Siang hari itu, kami bermaksud memperpanjang paspor, sekaligus makan siang di kantinnya tentu saja.
Setelah memesan gado-gado untuk dimakan di sana, mata saya masih terpaku pada sayuran urap yang cukup menggoda...
Akhirnya saya memutuskan untuk membungkusnya dan membawanya pulang...
Sudah lama saya tidak makan urap, karena kelapa parut segar tidak terlalu mudah didapat di pasar sekitar tempat tinggal kami. Walaupun beberapa tempat di Singapura menjual kelapa parut juga, karena banyak kue-kue basah yang membutuhkan parutan kelapa yang legit itu...

Pikiran pun melayang saat saya berada di kota kelahiran di Palembang.
Bik Umi, asisten rumah tangga keluarga kami yang setia itu, sering memasakkannya buat kami...
Saya pertama kali berkenalan dengan urap, lewat tangan Bik Umi yang masakannya cukup handal juga terutama makanan khas Indonesia...
Bik Umi setia luar biasa kepada keluarga kami...
Setia kepada Mama saya terutama, yang dia sayangi bak keluarga sendiri...
Kami pun demikian, karena total Bik Umi bekerja di rumah kami adalah sepanjang 30 tahun...
Sampai beliau berpulang untuk selamanya di bulan Agustus tahun 2012 yang lalu karena sakit jantung...

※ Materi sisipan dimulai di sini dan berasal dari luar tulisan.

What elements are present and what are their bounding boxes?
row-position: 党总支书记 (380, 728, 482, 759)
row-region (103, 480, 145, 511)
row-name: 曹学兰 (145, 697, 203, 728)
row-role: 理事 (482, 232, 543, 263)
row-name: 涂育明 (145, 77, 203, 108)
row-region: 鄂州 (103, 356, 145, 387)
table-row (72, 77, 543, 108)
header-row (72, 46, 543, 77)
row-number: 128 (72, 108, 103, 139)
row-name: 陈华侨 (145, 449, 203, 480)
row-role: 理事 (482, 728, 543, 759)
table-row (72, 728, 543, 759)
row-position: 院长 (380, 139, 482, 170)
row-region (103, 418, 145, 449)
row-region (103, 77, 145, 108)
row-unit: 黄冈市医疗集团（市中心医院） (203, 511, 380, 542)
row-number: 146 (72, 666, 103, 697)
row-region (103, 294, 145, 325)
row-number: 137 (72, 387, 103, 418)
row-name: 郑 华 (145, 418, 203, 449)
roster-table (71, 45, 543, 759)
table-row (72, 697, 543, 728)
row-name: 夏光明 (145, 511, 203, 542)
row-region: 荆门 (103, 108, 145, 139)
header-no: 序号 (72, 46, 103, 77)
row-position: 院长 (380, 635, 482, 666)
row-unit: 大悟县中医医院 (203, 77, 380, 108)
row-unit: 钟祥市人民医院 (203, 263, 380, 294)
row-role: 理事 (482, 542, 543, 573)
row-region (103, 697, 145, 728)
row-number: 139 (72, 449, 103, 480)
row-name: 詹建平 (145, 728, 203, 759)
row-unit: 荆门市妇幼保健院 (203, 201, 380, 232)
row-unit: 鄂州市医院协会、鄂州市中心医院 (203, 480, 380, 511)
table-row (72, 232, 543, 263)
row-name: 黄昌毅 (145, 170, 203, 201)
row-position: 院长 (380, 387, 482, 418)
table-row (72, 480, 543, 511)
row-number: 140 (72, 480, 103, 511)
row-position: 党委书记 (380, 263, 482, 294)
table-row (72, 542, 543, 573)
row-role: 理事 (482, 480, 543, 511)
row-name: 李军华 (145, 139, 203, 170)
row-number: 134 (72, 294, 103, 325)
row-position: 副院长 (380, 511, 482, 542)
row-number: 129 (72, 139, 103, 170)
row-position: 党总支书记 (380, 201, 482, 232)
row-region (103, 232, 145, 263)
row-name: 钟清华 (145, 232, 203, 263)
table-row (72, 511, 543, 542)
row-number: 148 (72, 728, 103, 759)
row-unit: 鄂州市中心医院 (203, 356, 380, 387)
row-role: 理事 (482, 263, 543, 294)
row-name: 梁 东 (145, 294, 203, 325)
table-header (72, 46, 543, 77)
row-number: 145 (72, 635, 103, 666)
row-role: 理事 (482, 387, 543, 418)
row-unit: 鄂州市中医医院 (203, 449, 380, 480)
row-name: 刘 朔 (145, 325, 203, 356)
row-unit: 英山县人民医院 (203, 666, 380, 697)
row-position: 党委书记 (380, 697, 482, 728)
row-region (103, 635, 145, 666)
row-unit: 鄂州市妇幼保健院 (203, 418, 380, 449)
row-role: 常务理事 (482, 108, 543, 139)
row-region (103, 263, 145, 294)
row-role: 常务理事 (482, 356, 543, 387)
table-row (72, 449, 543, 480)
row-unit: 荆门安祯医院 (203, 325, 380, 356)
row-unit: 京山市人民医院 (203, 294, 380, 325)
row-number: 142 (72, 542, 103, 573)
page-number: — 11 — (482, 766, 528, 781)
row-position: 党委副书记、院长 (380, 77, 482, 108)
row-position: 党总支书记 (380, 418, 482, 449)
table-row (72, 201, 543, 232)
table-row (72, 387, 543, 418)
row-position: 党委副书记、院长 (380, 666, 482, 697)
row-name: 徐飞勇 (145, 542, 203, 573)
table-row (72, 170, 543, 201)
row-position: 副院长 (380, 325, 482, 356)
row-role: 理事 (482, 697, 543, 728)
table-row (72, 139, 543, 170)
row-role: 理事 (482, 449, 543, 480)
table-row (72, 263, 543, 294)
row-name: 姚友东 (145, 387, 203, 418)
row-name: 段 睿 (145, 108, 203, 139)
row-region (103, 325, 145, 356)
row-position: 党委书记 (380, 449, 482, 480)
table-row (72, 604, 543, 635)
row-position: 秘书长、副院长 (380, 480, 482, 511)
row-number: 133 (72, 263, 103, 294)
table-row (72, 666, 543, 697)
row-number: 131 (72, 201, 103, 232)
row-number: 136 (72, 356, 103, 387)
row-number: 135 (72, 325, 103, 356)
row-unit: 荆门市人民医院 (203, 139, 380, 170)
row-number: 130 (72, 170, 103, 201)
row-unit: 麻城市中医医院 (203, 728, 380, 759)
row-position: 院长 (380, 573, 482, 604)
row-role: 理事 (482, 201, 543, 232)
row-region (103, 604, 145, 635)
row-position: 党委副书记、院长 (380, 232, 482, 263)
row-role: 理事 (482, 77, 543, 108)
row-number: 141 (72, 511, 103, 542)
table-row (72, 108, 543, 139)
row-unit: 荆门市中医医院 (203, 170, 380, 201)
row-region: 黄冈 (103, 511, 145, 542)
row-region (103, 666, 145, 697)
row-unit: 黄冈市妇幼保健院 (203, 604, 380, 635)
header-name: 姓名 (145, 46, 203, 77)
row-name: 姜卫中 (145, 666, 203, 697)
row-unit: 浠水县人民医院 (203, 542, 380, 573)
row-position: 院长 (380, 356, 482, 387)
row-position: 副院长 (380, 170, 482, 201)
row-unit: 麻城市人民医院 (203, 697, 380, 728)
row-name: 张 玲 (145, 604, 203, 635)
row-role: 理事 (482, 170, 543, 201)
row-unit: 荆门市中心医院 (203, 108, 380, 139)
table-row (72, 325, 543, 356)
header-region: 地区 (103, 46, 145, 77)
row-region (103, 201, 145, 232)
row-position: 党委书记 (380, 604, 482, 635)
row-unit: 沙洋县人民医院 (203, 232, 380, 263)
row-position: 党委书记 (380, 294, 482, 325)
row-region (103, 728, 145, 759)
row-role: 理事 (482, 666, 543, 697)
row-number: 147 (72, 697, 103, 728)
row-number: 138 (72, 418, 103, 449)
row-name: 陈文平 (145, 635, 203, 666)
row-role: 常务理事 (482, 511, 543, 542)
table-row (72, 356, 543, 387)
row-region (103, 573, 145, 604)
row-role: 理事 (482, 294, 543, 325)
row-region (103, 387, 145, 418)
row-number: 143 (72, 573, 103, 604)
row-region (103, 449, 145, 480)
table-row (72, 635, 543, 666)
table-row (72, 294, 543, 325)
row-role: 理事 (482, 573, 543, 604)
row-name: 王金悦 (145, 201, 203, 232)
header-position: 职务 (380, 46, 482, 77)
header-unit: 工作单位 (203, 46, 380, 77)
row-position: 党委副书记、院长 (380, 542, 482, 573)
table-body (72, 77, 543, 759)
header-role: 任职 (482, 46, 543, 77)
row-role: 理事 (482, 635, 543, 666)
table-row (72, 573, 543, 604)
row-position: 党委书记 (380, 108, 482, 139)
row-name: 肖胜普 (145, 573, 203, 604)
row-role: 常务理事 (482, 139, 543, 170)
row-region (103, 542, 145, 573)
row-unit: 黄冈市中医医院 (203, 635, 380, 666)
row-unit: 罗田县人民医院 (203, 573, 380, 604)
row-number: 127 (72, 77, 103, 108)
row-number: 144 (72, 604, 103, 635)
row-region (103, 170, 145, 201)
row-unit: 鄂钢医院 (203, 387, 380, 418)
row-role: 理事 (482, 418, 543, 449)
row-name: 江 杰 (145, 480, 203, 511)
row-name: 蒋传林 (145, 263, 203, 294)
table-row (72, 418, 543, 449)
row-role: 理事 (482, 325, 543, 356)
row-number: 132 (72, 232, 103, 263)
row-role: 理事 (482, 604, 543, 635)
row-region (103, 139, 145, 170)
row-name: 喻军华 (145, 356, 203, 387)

Entah mengapa rasa sentimental cukup memenuhi hati saya hari ini...
Saya teringat kembali sebuah rasa khas makanan yang diolah dari tangan seorang yang sudah kami anggap keluarga sendiri...
Urap membawa kenangan...
Juga sensasi rasa kangen yang meluap...
Akan sebuah keluarga yang Tuhan berikan kepada saya...
Akan Bik Umi yang Tuhan perkenankan masuk dalam lingkaran keluarga kami...
Juga mengingatkan saya akan arti kesetiaan...
Urap hari ini mengajarkan saya juga, betapa kita sering menganggap sesuatu adalah hal yang remeh.
Take something as a granted...
Setelah tak lagi memiliki kesempatan mengecapnyanya, barulah manusia menghargainya lebih lagi.
Tak jarang menyesali bahwa dulunya kurang apresiatif terhadap apa yang ada...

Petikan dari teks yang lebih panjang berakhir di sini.